As Broadway emerges from the pandemic, ‘The Lehman Trilogy’ makes a big debut.


As Broadway emerges from the pandemic, ‘The Lehman Trilogy’ makes a big debut.

In September 2008, when financial behemoth Lehman Brothers filed for bankruptcy, President George W. Bush responded with a nervous laugh. It might have been referred to as “a big f*****g deal” by someone from another era. The Lehman Trilogy, which debuted Thursday at New York’s Nederlander Theatre, demonstrates why the latter approach is largely regarded as being on the right side of history. It’s an engaging, welcome return to Broadway after the pandemic, and it’s a significant deal, much like its original material.

The Lehman Trilogy, written by Stefano Massini and adapted by Ben Power, had successful runs in London and New York’s Park Avenue Armory, and depicts the narrative of the family that built the namesake institution, which came to be one of the financial industry’s key players. At its peak, Lehman Brothers appeared to be too big to collapse, but it did, contributing significantly to the commencement of the Great Recession.

The cast size of this epic play, which begins in 1844 and finishes in 2008, is one of its distinguishing features: there are only three speaking parts. The Lehman brothers, their kids and grandsons, and scores of other characters who cross race, gender, and age barriers are played by Simon Russell Beale, Adam Godley, and Adrian Lester.

Even though the narrative of Lehman Brothers is unfamiliar, it is clear from the start that the company will fail. The big question is: how did all these smart people mess this up?
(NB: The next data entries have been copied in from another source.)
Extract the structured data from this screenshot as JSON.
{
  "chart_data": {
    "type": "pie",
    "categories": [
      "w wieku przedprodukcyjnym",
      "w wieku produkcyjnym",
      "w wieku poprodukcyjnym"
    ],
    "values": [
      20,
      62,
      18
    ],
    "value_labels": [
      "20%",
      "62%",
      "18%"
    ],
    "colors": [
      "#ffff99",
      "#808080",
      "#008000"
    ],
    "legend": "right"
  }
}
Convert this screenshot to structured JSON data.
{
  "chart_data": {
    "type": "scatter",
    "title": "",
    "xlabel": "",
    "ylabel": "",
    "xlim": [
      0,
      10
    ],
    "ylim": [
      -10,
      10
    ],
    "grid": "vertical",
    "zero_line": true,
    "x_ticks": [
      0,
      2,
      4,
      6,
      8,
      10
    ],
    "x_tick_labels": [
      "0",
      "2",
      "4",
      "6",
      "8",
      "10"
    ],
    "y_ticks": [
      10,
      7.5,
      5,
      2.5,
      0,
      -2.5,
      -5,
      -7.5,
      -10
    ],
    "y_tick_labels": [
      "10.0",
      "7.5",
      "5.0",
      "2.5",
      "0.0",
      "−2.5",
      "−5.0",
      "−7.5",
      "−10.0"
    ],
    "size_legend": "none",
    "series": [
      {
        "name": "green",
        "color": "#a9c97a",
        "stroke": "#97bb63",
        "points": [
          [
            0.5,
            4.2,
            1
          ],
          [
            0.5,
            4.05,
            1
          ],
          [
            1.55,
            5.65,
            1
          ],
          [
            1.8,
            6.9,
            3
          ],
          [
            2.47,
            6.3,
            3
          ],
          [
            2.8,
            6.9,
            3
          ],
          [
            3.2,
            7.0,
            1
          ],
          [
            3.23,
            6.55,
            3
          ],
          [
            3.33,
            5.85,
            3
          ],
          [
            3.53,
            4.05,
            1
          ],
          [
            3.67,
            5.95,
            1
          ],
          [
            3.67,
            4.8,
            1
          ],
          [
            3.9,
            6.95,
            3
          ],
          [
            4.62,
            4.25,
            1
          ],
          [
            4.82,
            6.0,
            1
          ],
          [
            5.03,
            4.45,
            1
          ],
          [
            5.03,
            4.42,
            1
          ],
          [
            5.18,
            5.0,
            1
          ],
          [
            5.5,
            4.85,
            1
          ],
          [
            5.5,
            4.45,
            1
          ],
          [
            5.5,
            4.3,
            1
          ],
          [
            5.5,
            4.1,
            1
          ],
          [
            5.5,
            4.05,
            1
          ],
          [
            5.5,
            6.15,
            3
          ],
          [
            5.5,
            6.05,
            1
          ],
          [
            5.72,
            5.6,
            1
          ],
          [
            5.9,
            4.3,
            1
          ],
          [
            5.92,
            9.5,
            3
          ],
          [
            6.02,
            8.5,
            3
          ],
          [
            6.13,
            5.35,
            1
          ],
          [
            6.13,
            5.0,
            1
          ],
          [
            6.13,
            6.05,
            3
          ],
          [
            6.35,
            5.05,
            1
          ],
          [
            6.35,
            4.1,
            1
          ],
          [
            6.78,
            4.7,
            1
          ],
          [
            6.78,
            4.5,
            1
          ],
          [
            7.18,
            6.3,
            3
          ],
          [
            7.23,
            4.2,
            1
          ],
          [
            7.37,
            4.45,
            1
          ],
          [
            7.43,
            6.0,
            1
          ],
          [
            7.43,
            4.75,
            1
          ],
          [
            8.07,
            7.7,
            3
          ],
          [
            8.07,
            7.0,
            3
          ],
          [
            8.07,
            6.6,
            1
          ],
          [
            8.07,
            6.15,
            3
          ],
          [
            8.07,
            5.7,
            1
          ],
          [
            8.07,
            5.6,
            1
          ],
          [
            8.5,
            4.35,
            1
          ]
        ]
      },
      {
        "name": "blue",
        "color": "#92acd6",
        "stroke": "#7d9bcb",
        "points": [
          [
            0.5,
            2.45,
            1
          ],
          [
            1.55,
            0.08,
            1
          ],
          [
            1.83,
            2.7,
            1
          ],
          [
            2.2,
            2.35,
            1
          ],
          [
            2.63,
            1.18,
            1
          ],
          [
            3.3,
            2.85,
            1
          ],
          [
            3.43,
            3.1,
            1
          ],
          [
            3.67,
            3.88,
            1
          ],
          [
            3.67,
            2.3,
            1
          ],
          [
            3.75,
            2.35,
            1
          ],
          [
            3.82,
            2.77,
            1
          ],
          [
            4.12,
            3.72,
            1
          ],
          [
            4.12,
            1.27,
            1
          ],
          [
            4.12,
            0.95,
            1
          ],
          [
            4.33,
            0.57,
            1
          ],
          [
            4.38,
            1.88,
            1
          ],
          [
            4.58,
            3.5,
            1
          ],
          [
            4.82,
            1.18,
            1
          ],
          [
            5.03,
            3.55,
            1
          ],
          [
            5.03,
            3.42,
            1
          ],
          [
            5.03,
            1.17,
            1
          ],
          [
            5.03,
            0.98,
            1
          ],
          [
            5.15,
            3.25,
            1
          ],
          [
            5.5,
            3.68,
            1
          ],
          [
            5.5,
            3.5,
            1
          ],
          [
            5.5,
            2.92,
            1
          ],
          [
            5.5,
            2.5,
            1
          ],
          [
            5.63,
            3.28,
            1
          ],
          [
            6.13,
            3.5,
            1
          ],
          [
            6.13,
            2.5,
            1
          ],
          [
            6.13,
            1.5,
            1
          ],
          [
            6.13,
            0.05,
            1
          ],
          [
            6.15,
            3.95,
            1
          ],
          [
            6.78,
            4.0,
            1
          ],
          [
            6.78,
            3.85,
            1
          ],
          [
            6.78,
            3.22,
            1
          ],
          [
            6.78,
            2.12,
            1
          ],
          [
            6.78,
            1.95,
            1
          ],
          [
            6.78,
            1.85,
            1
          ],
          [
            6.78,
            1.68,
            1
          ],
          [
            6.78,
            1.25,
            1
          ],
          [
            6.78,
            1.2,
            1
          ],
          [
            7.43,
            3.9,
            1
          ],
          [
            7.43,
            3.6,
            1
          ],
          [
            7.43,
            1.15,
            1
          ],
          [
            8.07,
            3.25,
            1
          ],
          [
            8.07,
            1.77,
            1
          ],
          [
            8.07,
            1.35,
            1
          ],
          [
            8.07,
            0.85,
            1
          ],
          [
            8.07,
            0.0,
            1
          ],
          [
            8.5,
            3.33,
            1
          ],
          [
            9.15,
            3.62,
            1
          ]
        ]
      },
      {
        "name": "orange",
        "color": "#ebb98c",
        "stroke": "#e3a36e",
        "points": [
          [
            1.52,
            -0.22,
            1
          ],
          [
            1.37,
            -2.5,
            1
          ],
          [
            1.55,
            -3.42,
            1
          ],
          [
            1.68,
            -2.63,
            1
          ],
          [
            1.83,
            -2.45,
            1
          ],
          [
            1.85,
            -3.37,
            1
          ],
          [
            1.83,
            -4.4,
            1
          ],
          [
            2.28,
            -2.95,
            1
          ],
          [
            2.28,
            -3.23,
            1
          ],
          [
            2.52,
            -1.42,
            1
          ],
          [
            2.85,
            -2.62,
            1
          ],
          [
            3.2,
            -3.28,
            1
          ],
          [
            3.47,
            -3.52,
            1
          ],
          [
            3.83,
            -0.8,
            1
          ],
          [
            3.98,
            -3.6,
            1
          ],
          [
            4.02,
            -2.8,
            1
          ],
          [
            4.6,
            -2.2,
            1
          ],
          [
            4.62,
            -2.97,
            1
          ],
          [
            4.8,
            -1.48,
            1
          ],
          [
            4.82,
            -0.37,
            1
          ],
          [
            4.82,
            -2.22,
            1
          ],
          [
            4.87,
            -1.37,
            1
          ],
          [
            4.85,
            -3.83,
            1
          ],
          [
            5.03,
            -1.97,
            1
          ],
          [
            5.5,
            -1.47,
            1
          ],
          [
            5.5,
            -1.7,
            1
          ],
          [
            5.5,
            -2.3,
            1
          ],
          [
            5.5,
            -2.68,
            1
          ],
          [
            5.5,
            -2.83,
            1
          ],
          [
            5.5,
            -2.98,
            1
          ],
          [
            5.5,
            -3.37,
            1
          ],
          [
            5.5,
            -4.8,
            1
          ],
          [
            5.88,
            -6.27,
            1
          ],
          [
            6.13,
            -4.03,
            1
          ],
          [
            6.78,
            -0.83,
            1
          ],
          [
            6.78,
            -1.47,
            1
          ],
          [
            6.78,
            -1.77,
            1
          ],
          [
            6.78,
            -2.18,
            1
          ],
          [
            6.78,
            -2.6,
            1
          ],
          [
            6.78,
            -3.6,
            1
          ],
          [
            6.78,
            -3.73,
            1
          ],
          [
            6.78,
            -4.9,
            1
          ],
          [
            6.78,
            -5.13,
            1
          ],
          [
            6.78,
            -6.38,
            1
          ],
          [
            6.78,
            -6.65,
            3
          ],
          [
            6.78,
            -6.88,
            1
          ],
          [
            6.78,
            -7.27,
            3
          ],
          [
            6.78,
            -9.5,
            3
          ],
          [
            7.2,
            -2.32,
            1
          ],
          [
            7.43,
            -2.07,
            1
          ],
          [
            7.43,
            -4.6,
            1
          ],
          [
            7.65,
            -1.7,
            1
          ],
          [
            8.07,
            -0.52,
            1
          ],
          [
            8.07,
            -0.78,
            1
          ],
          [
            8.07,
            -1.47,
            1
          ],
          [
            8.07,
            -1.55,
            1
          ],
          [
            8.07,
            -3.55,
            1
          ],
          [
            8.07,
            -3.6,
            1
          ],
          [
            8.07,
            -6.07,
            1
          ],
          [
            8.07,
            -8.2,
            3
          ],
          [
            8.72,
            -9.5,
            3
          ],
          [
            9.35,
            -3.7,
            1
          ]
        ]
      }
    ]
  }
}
This is especially perplexing given the family’s perseverance in the face of hardship, first with the Civil War, which nearly destroyed their cotton industry, and later with Black Thursday and the 1929 Stock Market Crash.

The Lehman Trilogy is a play about a business’s rise and fall, as well as a family’s intimately interwoven fortunes. The enterprise evolves from a little shop in Montgomery, Alabama, to a large cotton merchant, and then to a bank. We observe how the three brothers each contribute to the business’s success and expansion, as well as how it is passed down to their sons and grandkids, at every step of the way.

The members of the family’s lives are influenced by. This is a condensed version of the information.